Where they fall short: memory is informational. An agent can read it and then not follow it — whether by miscalculation, by inference overriding instruction, or because the memory is stale and the agent decides the code is the more reliable source. There is no enforcement. The agent can narrate "I followed the convention in the memory" without FST having any way to verify that claim.
What FST does differently: Decisions are first-class artifacts with revision-pinned references. A Decision is not information the agent can choose to follow or ignore — it is a constraint that gate checks enforce. A gate depending on a Decision blocks until the Decision exists in the Composition. The agent cannot bypass it by narration.
CI, Linters, and Static Analysis
What they do well: verify that code passes defined checks. A well-designed CI pipeline catches regressions, enforces style, and surfaces known anti-patterns before they merge.
Where they fall short: CI verifies that code does what the tests check. It says nothing about whether the agent was authorized to write the code CI is now testing. A test suite written by the same agent that built the feature is not independent evidence. CI will pass it, because the tests were written to match the implementation.
CI also does not check scope.

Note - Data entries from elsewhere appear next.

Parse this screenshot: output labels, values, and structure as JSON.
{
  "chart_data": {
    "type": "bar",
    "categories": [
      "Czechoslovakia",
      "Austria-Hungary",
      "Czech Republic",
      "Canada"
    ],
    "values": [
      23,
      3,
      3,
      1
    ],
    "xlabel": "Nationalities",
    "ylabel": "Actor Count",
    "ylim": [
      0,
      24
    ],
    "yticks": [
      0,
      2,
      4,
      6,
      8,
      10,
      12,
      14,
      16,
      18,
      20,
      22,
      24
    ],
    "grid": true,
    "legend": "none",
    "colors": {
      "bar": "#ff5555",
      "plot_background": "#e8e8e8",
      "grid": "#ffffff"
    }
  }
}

If the agent modified three files you did not ask it to touch, CI passes as long as the tests pass. The scope violation is invisible to CI.

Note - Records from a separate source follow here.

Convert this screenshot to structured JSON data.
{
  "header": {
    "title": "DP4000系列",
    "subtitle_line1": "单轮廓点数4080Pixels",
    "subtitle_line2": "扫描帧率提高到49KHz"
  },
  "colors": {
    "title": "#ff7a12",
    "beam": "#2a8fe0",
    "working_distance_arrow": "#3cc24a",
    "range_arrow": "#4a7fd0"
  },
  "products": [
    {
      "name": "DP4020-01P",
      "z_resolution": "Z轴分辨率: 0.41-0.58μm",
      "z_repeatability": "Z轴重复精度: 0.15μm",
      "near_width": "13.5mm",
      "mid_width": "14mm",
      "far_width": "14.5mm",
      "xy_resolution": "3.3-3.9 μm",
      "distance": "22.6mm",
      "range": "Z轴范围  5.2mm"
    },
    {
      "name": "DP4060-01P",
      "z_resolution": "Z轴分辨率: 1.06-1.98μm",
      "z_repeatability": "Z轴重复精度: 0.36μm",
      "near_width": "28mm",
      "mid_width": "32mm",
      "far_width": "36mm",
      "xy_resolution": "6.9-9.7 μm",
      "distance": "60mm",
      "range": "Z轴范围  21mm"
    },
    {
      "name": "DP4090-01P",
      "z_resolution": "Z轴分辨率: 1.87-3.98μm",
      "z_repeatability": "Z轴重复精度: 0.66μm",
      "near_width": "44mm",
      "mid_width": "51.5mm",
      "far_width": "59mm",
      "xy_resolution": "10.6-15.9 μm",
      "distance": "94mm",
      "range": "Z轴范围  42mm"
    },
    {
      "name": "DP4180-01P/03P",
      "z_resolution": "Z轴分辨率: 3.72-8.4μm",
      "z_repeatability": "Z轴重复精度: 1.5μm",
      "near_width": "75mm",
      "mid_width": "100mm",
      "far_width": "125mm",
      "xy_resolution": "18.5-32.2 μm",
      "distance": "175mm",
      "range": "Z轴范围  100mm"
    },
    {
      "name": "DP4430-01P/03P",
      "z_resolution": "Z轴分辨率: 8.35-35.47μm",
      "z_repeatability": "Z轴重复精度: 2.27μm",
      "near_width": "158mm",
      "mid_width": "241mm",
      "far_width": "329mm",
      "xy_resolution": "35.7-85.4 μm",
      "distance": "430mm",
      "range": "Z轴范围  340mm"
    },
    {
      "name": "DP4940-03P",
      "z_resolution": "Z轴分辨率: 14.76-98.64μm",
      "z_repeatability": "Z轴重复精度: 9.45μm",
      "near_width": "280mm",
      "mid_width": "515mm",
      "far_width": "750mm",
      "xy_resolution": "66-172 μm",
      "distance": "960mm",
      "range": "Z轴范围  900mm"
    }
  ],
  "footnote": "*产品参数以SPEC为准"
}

What FST does differently: FST checks authorization and scope, not just correctness. The Build gate verifies that the Candidate stayed inside the retained scope. The Compose gate checks that Verifications are independent of the Implementations they prove — an agent cannot write a test that trivially passes its own implementation and have FST count that as coverage. CI and FST are complementary: CI checks correctness, FST checks process.
PR Review
What it does well: catch problems a second pair of eyes can see. A good reviewer finds logic errors, security issues, and cases the agent did not consider.
Where it falls short: PR review happens after the fact. By the time the reviewer sees the diff, the agent has already made its scope decisions, product choices, and implementation tradeoffs. The reviewer has to reconstruct the agent's intent from the code. On a large agent-generated diff, this is expensive and often incomplete.

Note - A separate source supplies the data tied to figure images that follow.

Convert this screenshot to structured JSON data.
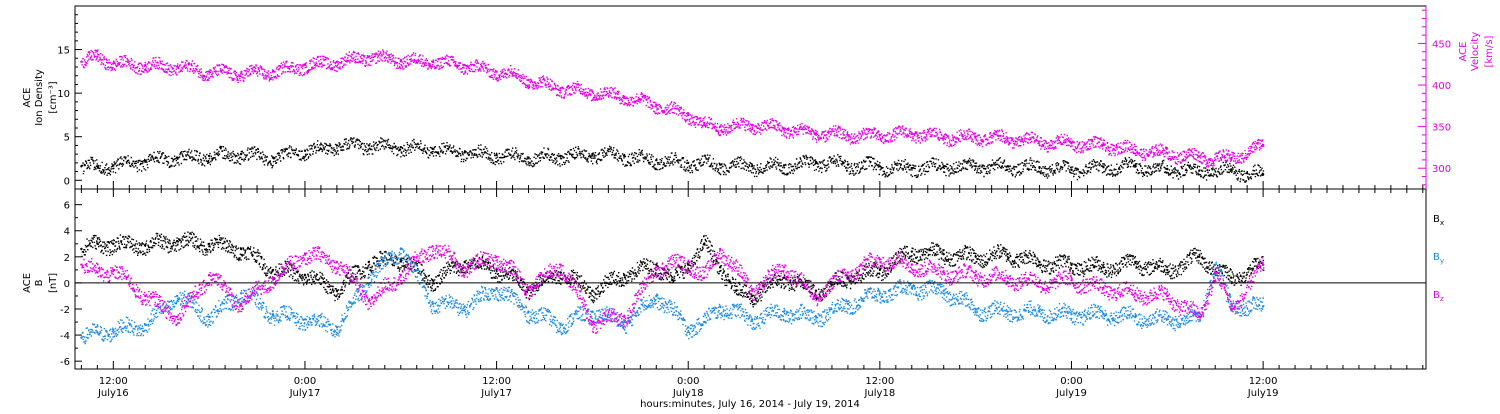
{
  "colors": {
    "black": "#000000",
    "magenta": "#e600e6",
    "blue": "#1e8ce6"
  },
  "x_axis": {
    "title": "hours:minutes, July 16, 2014 - July 19, 2014",
    "ticks": [
      {
        "hours": 12,
        "time": "12:00",
        "date": "July16"
      },
      {
        "hours": 24,
        "time": "0:00",
        "date": "July17"
      },
      {
        "hours": 36,
        "time": "12:00",
        "date": "July17"
      },
      {
        "hours": 48,
        "time": "0:00",
        "date": "July18"
      },
      {
        "hours": 60,
        "time": "12:00",
        "date": "July18"
      },
      {
        "hours": 72,
        "time": "0:00",
        "date": "July19"
      },
      {
        "hours": 84,
        "time": "12:00",
        "date": "July19"
      }
    ]
  },
  "chart_data": [
    {
      "type": "scatter",
      "panel": "plasma",
      "xlim_hours": [
        9.6,
        94.2
      ],
      "x_unit": "hours since 0:00 July 16, 2014",
      "left_axis": {
        "label_lines": [
          "ACE",
          "Ion Density",
          "[cm⁻³]"
        ],
        "ylim": [
          -1,
          20
        ],
        "ticks": [
          "0",
          "5",
          "10",
          "15"
        ]
      },
      "right_axis": {
        "label_lines": [
          "ACE",
          "Velocity",
          "[km/s]"
        ],
        "ylim": [
          275,
          495
        ],
        "ticks": [
          "300",
          "350",
          "400",
          "450"
        ]
      },
      "series": [
        {
          "name": "Ion Density",
          "color": "#000000",
          "x": [
            10,
            11,
            12,
            14,
            16,
            18,
            20,
            22,
            24,
            25,
            26,
            28,
            30,
            32,
            34,
            36,
            38,
            40,
            42,
            44,
            46,
            48,
            50,
            52,
            54,
            56,
            58,
            60,
            62,
            64,
            66,
            68,
            70,
            72,
            74,
            76,
            78,
            80,
            82,
            83,
            84
          ],
          "y": [
            1.6,
            1.6,
            1.7,
            2.2,
            2.6,
            2.8,
            3.0,
            2.6,
            3.4,
            3.6,
            4.0,
            4.0,
            3.8,
            3.6,
            3.2,
            2.9,
            2.6,
            2.8,
            3.0,
            2.8,
            2.3,
            2.0,
            1.8,
            1.6,
            1.7,
            2.1,
            1.8,
            1.6,
            1.4,
            1.6,
            1.6,
            1.6,
            1.5,
            1.2,
            1.5,
            1.7,
            1.3,
            1.1,
            1.2,
            0.8,
            0.7
          ]
        },
        {
          "name": "Velocity",
          "color": "#e600e6",
          "x": [
            10,
            11,
            12,
            14,
            16,
            18,
            20,
            22,
            24,
            26,
            28,
            30,
            32,
            34,
            36,
            37,
            38,
            40,
            42,
            44,
            46,
            48,
            49,
            50,
            52,
            54,
            56,
            58,
            60,
            62,
            64,
            66,
            68,
            70,
            72,
            74,
            76,
            78,
            80,
            82,
            84
          ],
          "y": [
            428,
            434,
            426,
            424,
            422,
            416,
            414,
            416,
            424,
            428,
            434,
            430,
            428,
            424,
            416,
            414,
            406,
            396,
            392,
            386,
            376,
            364,
            352,
            350,
            352,
            348,
            342,
            340,
            340,
            342,
            338,
            338,
            336,
            332,
            330,
            328,
            322,
            318,
            314,
            312,
            328
          ]
        }
      ]
    },
    {
      "type": "scatter",
      "panel": "magnetic-field",
      "xlim_hours": [
        9.6,
        94.2
      ],
      "x_unit": "hours since 0:00 July 16, 2014",
      "left_axis": {
        "label_lines": [
          "ACE",
          "B",
          "[nT]"
        ],
        "ylim": [
          -6.6,
          7.2
        ],
        "ticks": [
          "6",
          "4",
          "2",
          "0",
          "-2",
          "-4",
          "-6"
        ]
      },
      "zero_line": true,
      "legend_placement": "right",
      "series": [
        {
          "name": "Bx",
          "color": "#000000",
          "x": [
            10,
            11,
            12,
            14,
            16,
            18,
            20,
            22,
            24,
            26,
            28,
            30,
            32,
            34,
            36,
            38,
            40,
            42,
            44,
            46,
            47,
            48,
            49,
            50,
            51,
            52,
            54,
            56,
            58,
            60,
            62,
            64,
            66,
            68,
            70,
            72,
            74,
            76,
            78,
            80,
            82,
            84
          ],
          "y": [
            2.6,
            3.0,
            3.0,
            2.9,
            3.2,
            3.0,
            2.6,
            1.0,
            0.6,
            -0.6,
            1.6,
            1.8,
            0.2,
            1.6,
            1.0,
            -0.4,
            0.8,
            -0.6,
            0.6,
            1.4,
            0.2,
            1.4,
            3.0,
            1.2,
            -0.6,
            -1.0,
            0.4,
            -0.6,
            0.4,
            1.0,
            2.4,
            2.2,
            2.0,
            2.2,
            1.6,
            1.4,
            1.2,
            1.6,
            1.0,
            2.0,
            0.4,
            1.4
          ]
        },
        {
          "name": "By",
          "color": "#1e8ce6",
          "x": [
            10,
            11,
            12,
            14,
            16,
            18,
            20,
            22,
            24,
            26,
            28,
            30,
            32,
            34,
            36,
            38,
            40,
            42,
            44,
            46,
            48,
            49,
            50,
            52,
            54,
            56,
            58,
            60,
            62,
            64,
            66,
            68,
            70,
            72,
            74,
            76,
            78,
            80,
            81,
            82,
            84
          ],
          "y": [
            -4.2,
            -3.8,
            -3.6,
            -3.2,
            -1.0,
            -2.6,
            -0.8,
            -2.4,
            -2.8,
            -3.4,
            0.4,
            2.6,
            -1.6,
            -1.8,
            -0.4,
            -2.2,
            -3.2,
            -2.2,
            -3.0,
            -1.0,
            -3.4,
            -3.0,
            -1.8,
            -2.8,
            -2.2,
            -2.6,
            -1.6,
            -0.8,
            -0.4,
            -0.6,
            -2.0,
            -2.2,
            -2.2,
            -2.4,
            -2.4,
            -2.6,
            -2.8,
            -2.6,
            1.4,
            -1.8,
            -1.8
          ]
        },
        {
          "name": "Bz",
          "color": "#e600e6",
          "x": [
            10,
            11,
            12,
            14,
            16,
            18,
            20,
            22,
            24,
            26,
            28,
            30,
            32,
            34,
            36,
            38,
            40,
            42,
            44,
            46,
            48,
            49,
            50,
            52,
            54,
            56,
            58,
            60,
            62,
            64,
            66,
            68,
            70,
            72,
            74,
            76,
            78,
            80,
            81,
            82,
            84
          ],
          "y": [
            1.4,
            0.8,
            1.0,
            -1.0,
            -2.6,
            0.6,
            -1.6,
            0.4,
            2.2,
            1.6,
            -1.4,
            0.6,
            2.8,
            1.2,
            2.0,
            -0.4,
            1.4,
            -3.0,
            -2.6,
            1.2,
            1.6,
            0.4,
            2.6,
            -0.6,
            1.2,
            -1.0,
            0.8,
            1.8,
            1.4,
            0.8,
            0.6,
            0.4,
            0.0,
            0.2,
            -0.4,
            -0.8,
            -1.0,
            -2.6,
            0.8,
            -2.0,
            1.4
          ]
        }
      ],
      "legend": [
        "B",
        "B",
        "B"
      ],
      "legend_subscripts": [
        "x",
        "y",
        "z"
      ]
    }
  ]
}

The reviewer also has no structured context. They do not know which files were intended to change and which were incidental. They do not know which timeout value was a deliberate product decision and which was a reasonable guess. They do not know whether a changed behavior was in scope or drift. All of that context lived in the agent's session.
What FST does differently: FST gives reviewers the ExplorationNote — the approved scope — and the Candidate — every change traced to a requirement. The reviewer's job changes from "figure out what this diff is doing and whether it's right" to "confirm that what was built matches what was agreed." The review surface is smaller because the scope was bounded upfront, and targeted because the trace already shows the why.
The Layer Model
These tools are not alternatives. They are different layers.
Specs → what the system should do
Memory → what the agent should know
FST → what the agent is authorized to build
CI → whether the code passes defined checks
PR review → whether the result is correct and appropriate
FST occupies the authorization layer — the layer that controls what the agent may produce before it produces it. Nothing on that list controls the same layer. That is why FST is not a replacement for any of them, and why none of them is a replacement for FST.